498 Arctic aerosols: origins and direct radiative forcings

Wednesday, 26 January 2011
Washington State Convention Center
Ilissa Ocko, Environmental Defense Fund, New York, NY; and V. Ramaswamy and P. Ginoux

Handout (4.9 MB)

Long-range transport of anthropogenically-emitted aerosols contaminates the Arctic's naturally pristine environment, perturbing its radiative balance. Although several limitations and uncertainties restrict the ability to quantify direct radiative forcings, this study provides an additional method for determining the impact of Arctic aerosols.

The GFDL global climate models (CM2.1 and AM3) are used to assess the origin and climatic impact of sulfate and black carbon aerosols in the Arctic during the years 1980-2000. Different experiments are run using AM3 (atmospheric model, cubed-sphere, 2° latitude x 2.5° longitude, 32 levels, simplified chemistry, aerosol interactions, AR5 emissions inventory) to trace emissions from various Northern Hemispheric source regions, identifying transport pathways of aerosol species. Results show that aerosol sources contribute non-uniformly to the Arctic region and that sulfate and black carbon have different transport pathways in the northern high-latitudes. Although this approach for determining aerosol origins is innovative and thus difficult for comparison with similar analyses, the results support previous studies.

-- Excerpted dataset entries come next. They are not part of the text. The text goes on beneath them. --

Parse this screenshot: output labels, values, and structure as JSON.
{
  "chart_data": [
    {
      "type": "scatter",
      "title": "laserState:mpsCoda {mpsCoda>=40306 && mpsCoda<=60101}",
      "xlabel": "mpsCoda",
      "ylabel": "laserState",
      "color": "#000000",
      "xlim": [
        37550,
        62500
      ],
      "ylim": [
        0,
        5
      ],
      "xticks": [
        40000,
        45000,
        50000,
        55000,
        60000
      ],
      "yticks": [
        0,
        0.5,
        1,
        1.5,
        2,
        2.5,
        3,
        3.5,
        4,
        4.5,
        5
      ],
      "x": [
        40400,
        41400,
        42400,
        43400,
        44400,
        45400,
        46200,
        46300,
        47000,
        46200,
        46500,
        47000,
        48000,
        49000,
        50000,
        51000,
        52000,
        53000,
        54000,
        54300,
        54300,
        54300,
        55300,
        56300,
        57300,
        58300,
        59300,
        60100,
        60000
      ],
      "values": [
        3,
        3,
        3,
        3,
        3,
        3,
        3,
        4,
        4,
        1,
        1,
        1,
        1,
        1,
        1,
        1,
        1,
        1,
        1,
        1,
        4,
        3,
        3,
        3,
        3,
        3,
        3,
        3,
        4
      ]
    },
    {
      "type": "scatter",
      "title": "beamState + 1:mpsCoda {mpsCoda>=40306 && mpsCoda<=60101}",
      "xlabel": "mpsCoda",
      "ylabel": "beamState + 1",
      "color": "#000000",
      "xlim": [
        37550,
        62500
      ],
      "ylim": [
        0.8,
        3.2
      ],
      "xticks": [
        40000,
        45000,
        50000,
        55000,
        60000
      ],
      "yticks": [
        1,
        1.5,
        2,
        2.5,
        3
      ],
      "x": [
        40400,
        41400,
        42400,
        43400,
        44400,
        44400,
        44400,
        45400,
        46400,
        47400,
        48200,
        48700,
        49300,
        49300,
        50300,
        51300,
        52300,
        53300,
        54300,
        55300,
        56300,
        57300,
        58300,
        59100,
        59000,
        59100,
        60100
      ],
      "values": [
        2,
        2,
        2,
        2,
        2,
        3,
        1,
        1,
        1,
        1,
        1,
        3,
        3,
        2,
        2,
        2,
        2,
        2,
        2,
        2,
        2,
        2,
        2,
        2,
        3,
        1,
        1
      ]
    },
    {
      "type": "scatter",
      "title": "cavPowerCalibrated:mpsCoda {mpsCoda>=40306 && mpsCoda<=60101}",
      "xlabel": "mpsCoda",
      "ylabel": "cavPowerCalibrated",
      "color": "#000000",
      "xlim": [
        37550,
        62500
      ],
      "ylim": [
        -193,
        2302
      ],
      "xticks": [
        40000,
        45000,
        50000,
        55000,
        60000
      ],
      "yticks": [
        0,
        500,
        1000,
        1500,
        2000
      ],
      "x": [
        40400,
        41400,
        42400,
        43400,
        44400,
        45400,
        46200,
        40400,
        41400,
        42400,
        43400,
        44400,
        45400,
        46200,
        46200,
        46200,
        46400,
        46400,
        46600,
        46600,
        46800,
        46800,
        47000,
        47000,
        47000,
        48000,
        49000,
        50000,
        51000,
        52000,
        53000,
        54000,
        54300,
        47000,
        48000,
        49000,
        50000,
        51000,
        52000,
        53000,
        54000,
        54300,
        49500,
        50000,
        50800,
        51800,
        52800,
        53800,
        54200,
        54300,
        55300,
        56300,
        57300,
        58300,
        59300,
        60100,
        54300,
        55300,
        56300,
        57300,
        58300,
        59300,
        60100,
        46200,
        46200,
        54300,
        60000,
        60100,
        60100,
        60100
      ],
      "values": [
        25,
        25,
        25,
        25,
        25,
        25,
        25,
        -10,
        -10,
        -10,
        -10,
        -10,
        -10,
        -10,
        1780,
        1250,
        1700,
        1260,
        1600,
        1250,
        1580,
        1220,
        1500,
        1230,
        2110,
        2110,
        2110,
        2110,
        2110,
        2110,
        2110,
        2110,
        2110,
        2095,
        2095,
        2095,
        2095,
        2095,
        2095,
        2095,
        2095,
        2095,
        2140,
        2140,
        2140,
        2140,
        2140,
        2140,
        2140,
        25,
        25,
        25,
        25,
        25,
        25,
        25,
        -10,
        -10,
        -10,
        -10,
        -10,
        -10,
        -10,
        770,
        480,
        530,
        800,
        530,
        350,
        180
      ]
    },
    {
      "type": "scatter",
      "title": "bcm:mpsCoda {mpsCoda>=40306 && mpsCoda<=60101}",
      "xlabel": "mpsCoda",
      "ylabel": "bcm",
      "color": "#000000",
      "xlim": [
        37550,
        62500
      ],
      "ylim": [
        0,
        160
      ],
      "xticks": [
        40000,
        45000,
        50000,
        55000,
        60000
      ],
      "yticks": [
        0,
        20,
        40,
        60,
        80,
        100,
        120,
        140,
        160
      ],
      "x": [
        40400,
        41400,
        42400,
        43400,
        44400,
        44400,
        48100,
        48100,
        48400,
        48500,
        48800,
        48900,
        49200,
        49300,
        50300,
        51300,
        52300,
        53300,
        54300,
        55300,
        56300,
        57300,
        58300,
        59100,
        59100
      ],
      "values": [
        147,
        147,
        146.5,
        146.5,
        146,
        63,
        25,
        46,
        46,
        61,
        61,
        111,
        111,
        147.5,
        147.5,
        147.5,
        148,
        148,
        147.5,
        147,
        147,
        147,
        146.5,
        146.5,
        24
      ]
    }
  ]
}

A two-stream approximation 1-D radiative transfer model is used to evaluate the direct shortwave aerosol radiative forcing in two Arctic locations (Barrow, Alaska and Ny-Alesund, Norway) during the springtime. In order to quantitatively assess the aerosol forcing across the globe and Arctic, the CM2 radiation code is implemented. Sulfate and black carbon optical depths are taken from both the AM3 and CM2.1 results. CM2.1 (coupled atmosphere and ocean model, spherical Earth, 2° latitude x 2.5° longitude, 24 levels, AR4 emissions inventory) results show that the Arctic is saturated with excess black carbon, whereas AM3 results show depleted black carbon. In addition, results show that black carbon has a significantly larger forcing per optical depth than sulfate, and thus a much stronger forcing tendency.